Waiting for the UNHCR to blast Saudi Arabia as they did Israel yesterday

African migrants protest at US embassy in Tel Aviv on Sunday. We want the “right” to walk free and stay in Israel.

Sure enough the UN High Commissioner for Refugees blasted Israel for its “warehousing” of Africans claiming to be asylum seekers (see our story yesterday).  Israel has long maintained that most of the migrants are “economic migrants” and not legitimate refugees.  Economic migrants are NOT refugees, but the world-over they have figured out how to use the refugee lingo.

From Haaretz:

The United Nations High Commissioner for Refugees has criticized Israel’s policy on African migrants, and in particular the new amendments to the country’s anti-infiltration law.

Following Sunday’s mass protest of tens of thousands of migrants and their supporters in Tel Aviv, the representative for UNHCR in Israel published a rare press release, calling on Israel to consider alternatives to its current “warehousing” of migrants.

The release was titled “Israel’s new laws and policies do not live up to the Spirit of the 1951 Refugee Convention.”

UNHCR has previously criticized the amendments to the anti-infiltration law, and even brought its position before the High Court of Justice, but, until now, has refrained from making public statements. In the press release published Sunday, the agency said that in principle it supports establishing a residence facility for asylum seekers, but not in its current incarnation at Holot.

Meanwhile I searched around to see if the UNHCR was also blasting one of the newest members of the UN Human Rights Council, Saudi Arabia, for deporting (not just warehousing but actually deporting!) thousands of Somalis on a regular basis.  I see in 2010 the UN did call out S.A., but am not seeing anything since and obviously the Saudis didn’t listen to the UNHCR nearly 4 years ago.

Waiting!  Waiting!

Photo is from this story about Africans protesting at US embassy in Tel Aviv.  Wouldn’t those get-ups just make the average Israeli say, sure you will fit right in here!  Maybe such protests would work its magic on the Saudis too!

Saudi Arabia deports 200 more Somalis who were only seeking a better life

Update January 6:  Reader Petzix sent us the website ‘UN Watch’ with a story on the ten worst things the UN did in 2013, check it out here.  Ha! Ha! Ha! Saudi Arabia elected to the UN Human Rights Council!

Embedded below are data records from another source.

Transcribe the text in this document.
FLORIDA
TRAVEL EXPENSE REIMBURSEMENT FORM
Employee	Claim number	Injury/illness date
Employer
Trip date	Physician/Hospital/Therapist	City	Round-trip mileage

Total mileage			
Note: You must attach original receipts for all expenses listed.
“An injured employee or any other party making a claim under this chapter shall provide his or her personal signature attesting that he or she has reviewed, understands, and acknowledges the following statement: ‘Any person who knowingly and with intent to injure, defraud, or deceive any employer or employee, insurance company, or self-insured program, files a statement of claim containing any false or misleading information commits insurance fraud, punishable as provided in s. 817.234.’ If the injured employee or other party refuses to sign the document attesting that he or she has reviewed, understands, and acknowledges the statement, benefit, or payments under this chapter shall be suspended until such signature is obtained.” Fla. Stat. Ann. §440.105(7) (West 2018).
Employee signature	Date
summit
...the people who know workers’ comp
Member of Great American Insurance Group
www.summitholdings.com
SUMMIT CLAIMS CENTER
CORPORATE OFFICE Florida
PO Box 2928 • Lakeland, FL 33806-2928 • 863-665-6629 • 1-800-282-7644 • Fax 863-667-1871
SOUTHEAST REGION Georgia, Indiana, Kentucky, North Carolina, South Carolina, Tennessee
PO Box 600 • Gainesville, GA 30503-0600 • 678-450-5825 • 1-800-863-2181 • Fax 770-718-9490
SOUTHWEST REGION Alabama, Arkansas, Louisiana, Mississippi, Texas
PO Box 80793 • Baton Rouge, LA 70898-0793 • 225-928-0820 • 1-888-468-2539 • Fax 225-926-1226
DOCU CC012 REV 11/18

They just ship them back and drop ’em off in Mogadishu.    Meanwhile the UN bullies Bulgaria to be more welcoming to Syrian Muslims and berates Burma for being unwelcoming to Rohingya Muslims, not a critical peep though about Muslim Saudi Arabia being unwelcoming to fellow Muslims.  The double standard is stunning!  No ‘diversity is beautiful’ for the Saudis!

Bye! Bye!

Every time I see one of these stories I’m reminded of the UNHCR saying in 2009 that the tradition of welcoming refugees comes out of the Islamic faith! From Mareeg:

Mareeg.com-More than 200 Somalis deported from Saudi Arabia have reached Mogadishu’s Aden Abdulle Airport on Friday. The people deported mostly young men and women were members of Somali immigrants who have travelled to the Kingdom of Saudi Srabia to seek better life and work following the civil wars in their homeland.

Some of those deported back to Mogadishu have said they were tortured and mistreated by the Saudi police while some of the people were detained for more than one month.

The country’s civil aviation authoroties said that more than two thousands Somalis were deported back to the country since September.

Just imagine for a moment the worldwide wailing and crying if the US deported 2,000 Somalis in three months! Photo is from this story—we will give Somalia money, but we don’t want your people!  (the article doesn’t say that, I do).